Amtierender Bürgermeister ist seit dem 1. Januar 2024 Stefan Bohlen (CDU). Bei der Bürgermeisterwahl am 24. September 2023 setzte sich der 1982 geborene Bohlen im ersten Wahlgang mit 54,5 Prozent der abgegebenen Stimmen gegen seine beiden Mitbewerber durch. Auf Platz zwei landete Frank Günter von der Wählergemeinschaft „Pro-Kaki“ mit 29,7 Prozent. Die wenigsten Stimmen erhielt mit 15,9 Prozent der Stimmen Kolja Olef, der ebenfalls parteilos antrat, aber von der SPD unterstützt wurde. Die Wahlbeteiligung lag bei 37,3 Prozent.

Wappen

Das Kommunalwappen wurde von dem Brunsbütteler Heraldiker Willy „Horsa“ Lippert und dem Kaltenkirchener Theodor Brix gestaltet. Genehmigt wurde das Wappen am 18. Juli 1974.

Flagge

Die Flagge wurde am 8. Mai 1978 genehmigt.

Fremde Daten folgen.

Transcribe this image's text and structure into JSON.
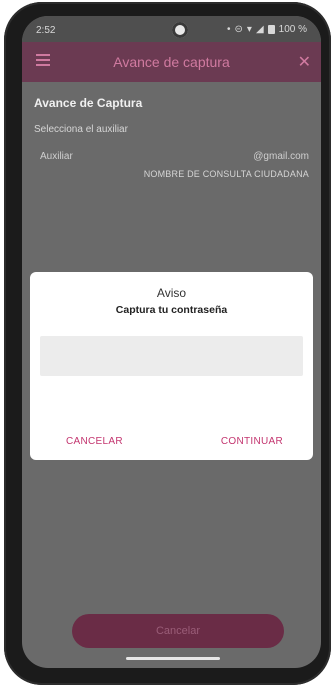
{
  "status_bar": {
    "time": "2:52",
    "battery": "100 %",
    "icons": [
      "dot-icon",
      "settings-icon",
      "wifi-icon",
      "signal-icon",
      "battery-icon"
    ]
  },
  "app_bar": {
    "title": "Avance de captura",
    "menu_icon": "menu-icon",
    "close_icon": "close-icon",
    "accent": "#d07aa0"
  },
  "content": {
    "section_title": "Avance de Captura",
    "section_subtitle": "Selecciona el auxiliar",
    "aux_label": "Auxiliar",
    "aux_email": "@gmail.com",
    "aux_name": "NOMBRE DE CONSULTA CIUDADANA"
  },
  "dialog": {
    "title": "Aviso",
    "subtitle": "Captura tu contraseña",
    "input_value": "",
    "cancel_label": "CANCELAR",
    "continue_label": "CONTINUAR",
    "button_color": "#c3356f"
  },
  "bottom_button": {
    "label": "Cancelar",
    "color": "#6a2c46"
  }
}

Inmitten eines weißen Tuches, etwas zur Stange verschoben das Stadtwappen, begleitet oben und unten unweit des Randes von je einem roten Streifen.

Städtepartnerschaften

  • Polen Kalisz Pomorski (Kallies) in Polen, seit 1999
  • Deutschland Putlitz in Deutschland, seit 1990
  • Danemark Aabenraa (Apenrade), als Nachfolger der aufgelösten Kommune Rothenkrug/Rødekro in Nordschleswig/Dänemark

Kultur und Sehenswürdigkeiten

Bauwerke

  • Die Michaeliskirche ist eine neogotische Kirche mit einem aus dem Mittelalter stammenden Rundturm.
  • Die Großwohnsiedlung „Großer Karl“ spielte eine wichtige Rolle im Skandal um den ehemaligen Holsteiner Immobilienmogul Gerd Thormählen.

Kulturdenkmale

Kaltenkirchen hat nach Aussage der Stadtverwaltung kein ausgeprägtes touristisches Ambiente, nur wenig Fremdenverkehr und nur wenige Kulturdenkmäler. In den 1970er Jahren wurden viele alte Gebäude abgerissen, insbesondere Reetdach-Fachwerkhäuser. Ein Beispiel für diese nahezu verschwundene Bauform ist das Bürgerhaus Kaltenkirchen, das nach einem Brandanschlag 2001 neu aufgebaut wurde und seit Mai 2009 auch für standesamtliche Trauungen genutzt wird.

Ein altes Gebäude, das nicht abgerissen wurde, ist das Bahnhofsgebäude aus dem Jahr 1884, das 2016 saniert wurde; in dessen Nähe befindet sich der neue Tunnelbahnhof Kaltenkirchen.

Freizeit und Naherholung

Die Stadt verfügt über ein Erlebnisbad mit angeschlossenem Saunabereich und Fitnessstudio. Zudem besitzt Kaltenkirchen ein etwa 2000 m² großes Warmwasserfreibad, das 1999 erbaut wurde und sich neben dem Erlebnisbad Holstentherme befindet.

Sportvereine

In Kaltenkirchen sind folgende Sportvereine aktiv:

  • Kaltenkirchener Turnerschaft (KT)
  • Verein für Reha und Fitness Kaltenkirchen (kurz REHA-FIT Kaltenkirchen)
  • FSC Kaltenkirchen
  • Fetihspor Kaltenkirchen
  • TC an der Schirnau
  • Schachklub Kaltenkirchen
  • Schützenverein Kaltenkirchen
  • Radsportclub Kattenberg
  • Moo Rim San (Taekwondo)
  • MoSan
  • MSC Kaltenkirchen

Religion

Kaltenkirchen hat fast 24.000 Einwohner, davon sind etwa 9500 evangelische Gemeindemitglieder.

Wirtschaft

Die Wirtschaft Kaltenkirchens ist geprägt von einem Möbel- und Einrichtungshaus, der Lebensmittelbranche und einem Baustoffhersteller. Das regionale Eisenbahnunternehmen AKN Eisenbahn GmbH, das Strecken im südlichen Schleswig-Holstein und in Teilen Hamburgs betreibt, hat seinen Verwaltungssitz und seine Werkstätten in Kaltenkirchen.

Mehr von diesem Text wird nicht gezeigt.